We’re with Moses on this one. Our God is a singular God whose signature act, from the Christian perspective, is not the creation or even the resurrection but the Incarnation: the Word Made Flesh, God becoming one of us so that we might share in His divinity. That is why we bow at our profession of faith in the Incarnation while reciting the creed. Without the Incarnation our salvation would have been impossible. And our Eucharist is an invitation to that shared life with God. The indwelling Spirit is one more sign of that incorporation. God is in us by virtue of the infusion of God’s own life through the gift of sanctifying grace in Baptism, and we are in God if we love God and neighbor with the same divine love that first loved us. We believe this. Fervently we believe this. And, we doubt this. Routinely we doubt the existence of God, the Trinitarian formula, the Real Presence of Christ in the Eucharist, and so on. And so, we live in the comic style of the Keystone Cops, thwarting ourselves at every turn, running in circles between the altar and the confessional, between giving thanks to God for His blessings and giving an account of our sorry selves who forgot that we love God first and neighbor second every time we commit a self-indulgent offense against God or neighbor.

It’s ironic to consider on the solemnity of the Trinity that God is a perfectly integrated One-in-Three when we can barely keep our singular selves together in one place for a quarter of an hour because we have been trained to live our lives in seven-minute segments marked by commercials for self-indulgence. The integrity of the divine will is mutually shared by Father, Son, and Spirit. The human will of a single individual is like a Jackson Pollack painting: a little here, a little there, and a spit in the middle until it’s a dense tangle of conflict masquerading as harmony.

Jesus hands over the Great Commission in one smooth sentence: “Go, make disciples, baptize, and teach.” We’d like to think the Apostles might have been finished with their doubting when they received this huge lump of responsibility, but chances are they weren’t. So now they carry the double burden of presenting the gospel to the whole world and having private reservations about the whole experience.
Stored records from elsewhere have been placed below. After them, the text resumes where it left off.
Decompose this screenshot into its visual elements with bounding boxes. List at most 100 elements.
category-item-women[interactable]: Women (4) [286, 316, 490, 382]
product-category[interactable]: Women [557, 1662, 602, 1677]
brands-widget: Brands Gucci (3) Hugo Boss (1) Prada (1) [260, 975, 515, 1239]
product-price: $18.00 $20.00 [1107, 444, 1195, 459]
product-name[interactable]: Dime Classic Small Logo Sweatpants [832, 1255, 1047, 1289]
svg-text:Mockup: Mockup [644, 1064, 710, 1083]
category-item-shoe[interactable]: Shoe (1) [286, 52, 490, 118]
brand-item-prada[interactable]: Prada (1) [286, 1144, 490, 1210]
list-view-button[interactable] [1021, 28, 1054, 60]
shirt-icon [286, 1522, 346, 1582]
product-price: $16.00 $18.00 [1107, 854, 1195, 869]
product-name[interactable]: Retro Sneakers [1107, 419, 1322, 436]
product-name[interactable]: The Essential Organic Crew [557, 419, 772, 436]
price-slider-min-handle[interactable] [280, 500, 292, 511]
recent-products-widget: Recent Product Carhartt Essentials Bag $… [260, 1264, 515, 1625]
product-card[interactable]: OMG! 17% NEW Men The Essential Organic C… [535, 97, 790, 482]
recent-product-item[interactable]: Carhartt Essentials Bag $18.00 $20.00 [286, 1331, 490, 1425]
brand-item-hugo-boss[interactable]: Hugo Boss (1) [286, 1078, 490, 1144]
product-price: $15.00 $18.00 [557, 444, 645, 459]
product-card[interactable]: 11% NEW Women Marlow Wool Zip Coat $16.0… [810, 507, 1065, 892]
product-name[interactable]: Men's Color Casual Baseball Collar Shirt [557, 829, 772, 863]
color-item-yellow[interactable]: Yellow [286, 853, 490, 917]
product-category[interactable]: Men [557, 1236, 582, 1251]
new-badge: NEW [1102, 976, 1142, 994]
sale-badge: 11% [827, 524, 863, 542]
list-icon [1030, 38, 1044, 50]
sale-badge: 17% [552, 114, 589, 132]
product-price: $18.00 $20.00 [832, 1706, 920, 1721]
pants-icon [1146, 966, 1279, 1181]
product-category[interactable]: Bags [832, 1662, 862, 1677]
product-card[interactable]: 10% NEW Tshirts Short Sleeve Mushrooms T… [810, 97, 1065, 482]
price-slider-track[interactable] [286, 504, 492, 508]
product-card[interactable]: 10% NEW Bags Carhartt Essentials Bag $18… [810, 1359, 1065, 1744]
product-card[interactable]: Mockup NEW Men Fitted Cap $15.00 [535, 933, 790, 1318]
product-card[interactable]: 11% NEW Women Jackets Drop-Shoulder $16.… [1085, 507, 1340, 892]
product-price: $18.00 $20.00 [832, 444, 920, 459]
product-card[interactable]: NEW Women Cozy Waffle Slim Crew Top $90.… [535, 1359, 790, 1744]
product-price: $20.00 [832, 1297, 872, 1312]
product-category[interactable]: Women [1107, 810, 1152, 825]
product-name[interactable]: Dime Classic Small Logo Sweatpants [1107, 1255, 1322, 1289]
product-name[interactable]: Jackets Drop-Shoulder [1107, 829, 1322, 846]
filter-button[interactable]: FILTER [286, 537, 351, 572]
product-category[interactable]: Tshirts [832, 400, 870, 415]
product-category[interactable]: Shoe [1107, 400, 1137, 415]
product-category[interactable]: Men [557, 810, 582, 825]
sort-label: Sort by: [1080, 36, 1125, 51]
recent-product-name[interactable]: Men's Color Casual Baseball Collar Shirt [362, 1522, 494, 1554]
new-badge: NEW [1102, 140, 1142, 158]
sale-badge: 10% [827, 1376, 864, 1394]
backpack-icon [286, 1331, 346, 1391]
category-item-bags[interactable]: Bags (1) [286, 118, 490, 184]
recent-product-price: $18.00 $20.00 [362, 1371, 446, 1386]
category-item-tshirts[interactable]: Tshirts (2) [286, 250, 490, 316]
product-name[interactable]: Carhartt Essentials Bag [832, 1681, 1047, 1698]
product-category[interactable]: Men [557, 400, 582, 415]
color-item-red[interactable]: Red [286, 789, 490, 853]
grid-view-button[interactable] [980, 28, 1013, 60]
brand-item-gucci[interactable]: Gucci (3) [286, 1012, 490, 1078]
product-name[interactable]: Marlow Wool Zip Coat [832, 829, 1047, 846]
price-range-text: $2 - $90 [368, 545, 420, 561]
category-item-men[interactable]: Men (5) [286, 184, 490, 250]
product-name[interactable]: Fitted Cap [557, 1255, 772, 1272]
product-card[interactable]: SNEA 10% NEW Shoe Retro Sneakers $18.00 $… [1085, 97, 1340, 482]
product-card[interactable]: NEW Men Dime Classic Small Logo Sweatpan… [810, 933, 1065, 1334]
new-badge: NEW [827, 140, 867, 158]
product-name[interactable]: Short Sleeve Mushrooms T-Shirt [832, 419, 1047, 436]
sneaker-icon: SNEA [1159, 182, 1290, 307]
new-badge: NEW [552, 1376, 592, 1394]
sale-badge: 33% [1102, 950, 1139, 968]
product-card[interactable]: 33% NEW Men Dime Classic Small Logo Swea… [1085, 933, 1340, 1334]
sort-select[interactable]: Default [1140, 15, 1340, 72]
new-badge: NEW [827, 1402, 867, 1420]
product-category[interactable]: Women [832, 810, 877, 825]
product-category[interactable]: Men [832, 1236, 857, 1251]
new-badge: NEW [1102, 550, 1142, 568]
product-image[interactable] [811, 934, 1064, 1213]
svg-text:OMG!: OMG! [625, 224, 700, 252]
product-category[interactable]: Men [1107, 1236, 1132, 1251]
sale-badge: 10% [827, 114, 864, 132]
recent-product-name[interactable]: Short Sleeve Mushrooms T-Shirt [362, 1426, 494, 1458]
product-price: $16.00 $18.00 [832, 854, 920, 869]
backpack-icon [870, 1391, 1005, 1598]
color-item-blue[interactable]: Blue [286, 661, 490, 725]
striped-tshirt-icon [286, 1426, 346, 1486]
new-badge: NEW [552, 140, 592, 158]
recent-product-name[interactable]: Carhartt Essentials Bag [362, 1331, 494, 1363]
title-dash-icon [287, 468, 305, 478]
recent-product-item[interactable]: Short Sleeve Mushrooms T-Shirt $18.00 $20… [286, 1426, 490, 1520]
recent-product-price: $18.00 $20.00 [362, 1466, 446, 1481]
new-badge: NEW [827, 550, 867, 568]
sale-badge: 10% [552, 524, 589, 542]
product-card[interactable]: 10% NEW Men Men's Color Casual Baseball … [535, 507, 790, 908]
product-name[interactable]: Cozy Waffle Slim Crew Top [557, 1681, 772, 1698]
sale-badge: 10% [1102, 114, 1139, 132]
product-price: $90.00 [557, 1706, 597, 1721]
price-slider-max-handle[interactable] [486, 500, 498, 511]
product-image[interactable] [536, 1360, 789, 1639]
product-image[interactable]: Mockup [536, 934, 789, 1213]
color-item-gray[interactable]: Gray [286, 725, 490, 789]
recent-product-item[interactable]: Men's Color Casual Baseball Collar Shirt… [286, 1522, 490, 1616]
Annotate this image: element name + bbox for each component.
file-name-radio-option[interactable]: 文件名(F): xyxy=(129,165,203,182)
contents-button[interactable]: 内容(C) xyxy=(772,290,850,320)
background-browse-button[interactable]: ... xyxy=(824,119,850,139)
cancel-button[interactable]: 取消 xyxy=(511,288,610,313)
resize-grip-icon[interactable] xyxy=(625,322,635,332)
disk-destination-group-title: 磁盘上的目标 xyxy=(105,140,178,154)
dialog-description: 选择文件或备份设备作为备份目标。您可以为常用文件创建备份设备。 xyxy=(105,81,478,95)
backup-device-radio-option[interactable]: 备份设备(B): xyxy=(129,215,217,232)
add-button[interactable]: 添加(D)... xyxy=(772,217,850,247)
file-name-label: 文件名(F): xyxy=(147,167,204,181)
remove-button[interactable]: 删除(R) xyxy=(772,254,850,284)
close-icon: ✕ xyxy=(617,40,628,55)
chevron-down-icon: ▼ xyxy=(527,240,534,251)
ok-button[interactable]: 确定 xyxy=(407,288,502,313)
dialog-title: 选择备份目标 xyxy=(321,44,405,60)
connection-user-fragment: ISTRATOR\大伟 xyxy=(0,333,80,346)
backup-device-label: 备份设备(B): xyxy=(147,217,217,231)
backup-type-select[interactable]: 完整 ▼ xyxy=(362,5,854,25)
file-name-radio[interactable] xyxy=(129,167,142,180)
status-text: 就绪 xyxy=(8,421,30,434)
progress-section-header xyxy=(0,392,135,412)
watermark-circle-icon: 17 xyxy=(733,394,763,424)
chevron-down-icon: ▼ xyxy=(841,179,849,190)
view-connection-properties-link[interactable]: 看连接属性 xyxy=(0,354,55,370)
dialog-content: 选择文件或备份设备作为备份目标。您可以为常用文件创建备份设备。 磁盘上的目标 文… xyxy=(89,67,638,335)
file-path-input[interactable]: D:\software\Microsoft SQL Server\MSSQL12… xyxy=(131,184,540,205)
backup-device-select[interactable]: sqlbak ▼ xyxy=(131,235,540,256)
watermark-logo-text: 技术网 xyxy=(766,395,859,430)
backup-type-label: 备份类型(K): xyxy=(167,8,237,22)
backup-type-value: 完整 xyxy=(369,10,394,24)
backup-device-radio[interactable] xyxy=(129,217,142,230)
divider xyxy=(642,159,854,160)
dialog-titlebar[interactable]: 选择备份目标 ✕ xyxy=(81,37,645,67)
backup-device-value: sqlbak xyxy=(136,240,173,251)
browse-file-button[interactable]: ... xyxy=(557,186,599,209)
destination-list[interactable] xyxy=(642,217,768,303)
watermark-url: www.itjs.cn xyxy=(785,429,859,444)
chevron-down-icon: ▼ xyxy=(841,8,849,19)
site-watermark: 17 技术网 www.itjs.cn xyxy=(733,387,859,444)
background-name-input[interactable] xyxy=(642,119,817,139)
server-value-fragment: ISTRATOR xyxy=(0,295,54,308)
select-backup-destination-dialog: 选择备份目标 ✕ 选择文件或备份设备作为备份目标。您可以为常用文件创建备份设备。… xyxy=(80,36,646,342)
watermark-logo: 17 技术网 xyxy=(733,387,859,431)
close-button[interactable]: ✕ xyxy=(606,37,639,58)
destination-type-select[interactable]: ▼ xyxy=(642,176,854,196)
Thankfully, Jesus doesn’t just hand off the mission. He also adds one much appreciated final clause: “And behold, I am with you always.” Jesus knows that our divided nature is not going to go away. We’ll keep on dragging our doubts into our worship like Bob Marley’s chains in the Charles Dickens classic Christmas tale. But happily, the reverse is true, and we can take divine comfort in knowing that wherever doubt takes us, our faith won’t be far behind.